Rengsjöbilen
- Industry: Car Manufacturing
- Founded: 1914; 112 years ago
- Founder: Anders Jonsson
- Defunct: 1916

= Rengsjöbilen =

Swedish car manufacturer

Rengsjöbilen (the Rengsjö car), Jonsson or just "Bilen" (the car) were names given to a series of ten cars made by sawmill owner Anders Jonsson in Rengsjö, Hälsingland, Sweden between 1914 and 1916. The cars were two-seaters with tandem seating. Length 320 cm and width 120 cm. Weight 445 kg. The engine was 75x100 cc. The body, fenders, chassis, and other parts were made by Höjens verkstäder in Rengsjö.
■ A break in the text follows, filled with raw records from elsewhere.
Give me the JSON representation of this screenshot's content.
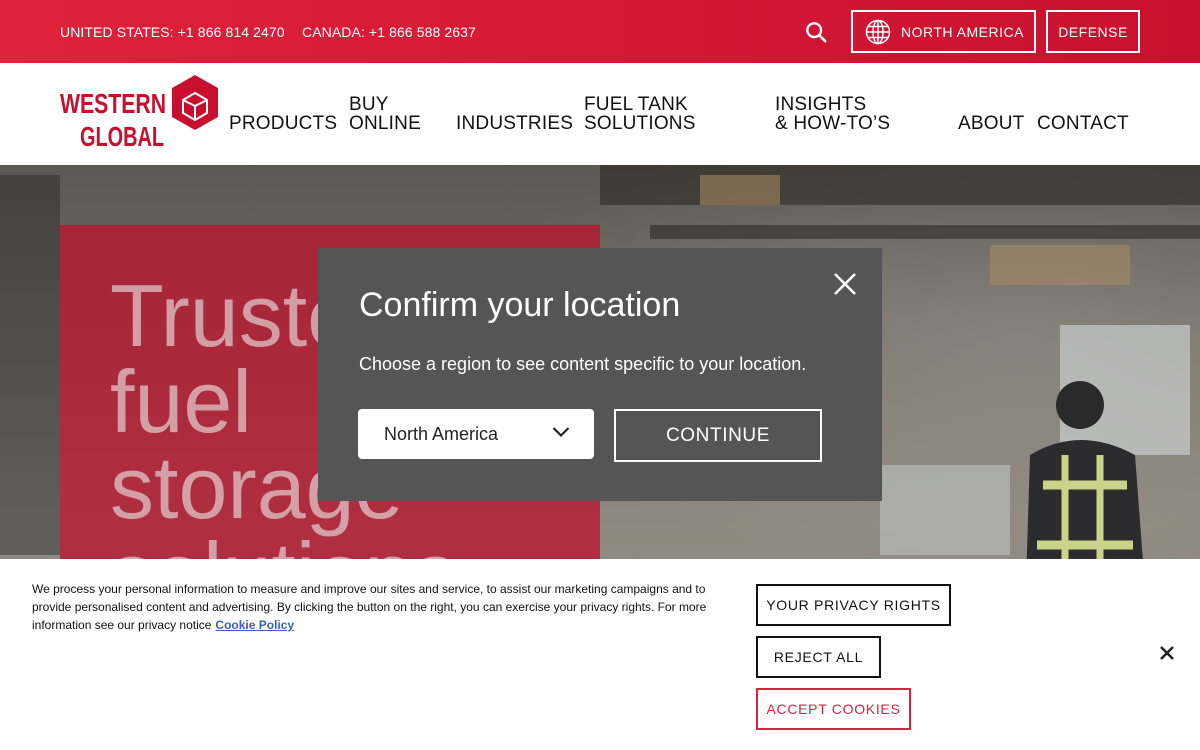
{
  "topbar": {
    "phone_us": "UNITED STATES: +1 866 814 2470",
    "phone_ca": "CANADA: +1 866 588 2637",
    "region_label": "NORTH AMERICA",
    "defense_label": "DEFENSE",
    "search_icon": "search-icon",
    "globe_icon": "globe-icon"
  },
  "brand": {
    "line1": "WESTERN",
    "line2": "GLOBAL",
    "color": "#c8102e"
  },
  "nav": {
    "products": "PRODUCTS",
    "buy_online_l1": "BUY",
    "buy_online_l2": "ONLINE",
    "industries": "INDUSTRIES",
    "fuel_tank_l1": "FUEL TANK",
    "fuel_tank_l2": "SOLUTIONS",
    "insights_l1": "INSIGHTS",
    "insights_l2": "& HOW-TO’S",
    "about": "ABOUT",
    "contact": "CONTACT"
  },
  "hero": {
    "headline": "Trusted\nfuel\nstorage\nsolutions"
  },
  "modal": {
    "title": "Confirm your location",
    "description": "Choose a region to see content specific to your location.",
    "selected_region": "North America",
    "continue_label": "CONTINUE",
    "bg_color": "#555555"
  },
  "cookie": {
    "text": "We process your personal information to measure and improve our sites and service, to assist our marketing campaigns and to provide personalised content and advertising. By clicking the button on the right, you can exercise your privacy rights. For more information see our privacy notice",
    "link_label": "Cookie Policy",
    "privacy_label": "YOUR PRIVACY RIGHTS",
    "reject_label": "REJECT ALL",
    "accept_label": "ACCEPT COOKIES",
    "accent_color": "#d9223e"
  }
}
Many components such as motorcycle wheels, chains, and engine were bought from other sources. The car used belt transmission, and is said to have used a water-cooled, two-cylinder, two-stroke engine made in Morgårdshammar, mainly intended for boats, of power reported to have been between 6 and 10 hp. After production ended, several employees joined car manufacturer SAF in Bollnäs.

Four photographs of the cars exist, but the only physical remnant is due to a naughty boy: a son of Jonsson's took a car for a drive, and dented the grille. A man at the factory made him a new one so he could keep the incident a secret; he threw the dented grille into a lake. When he grew up he retrieved the grille and gave it to the old homestead museum.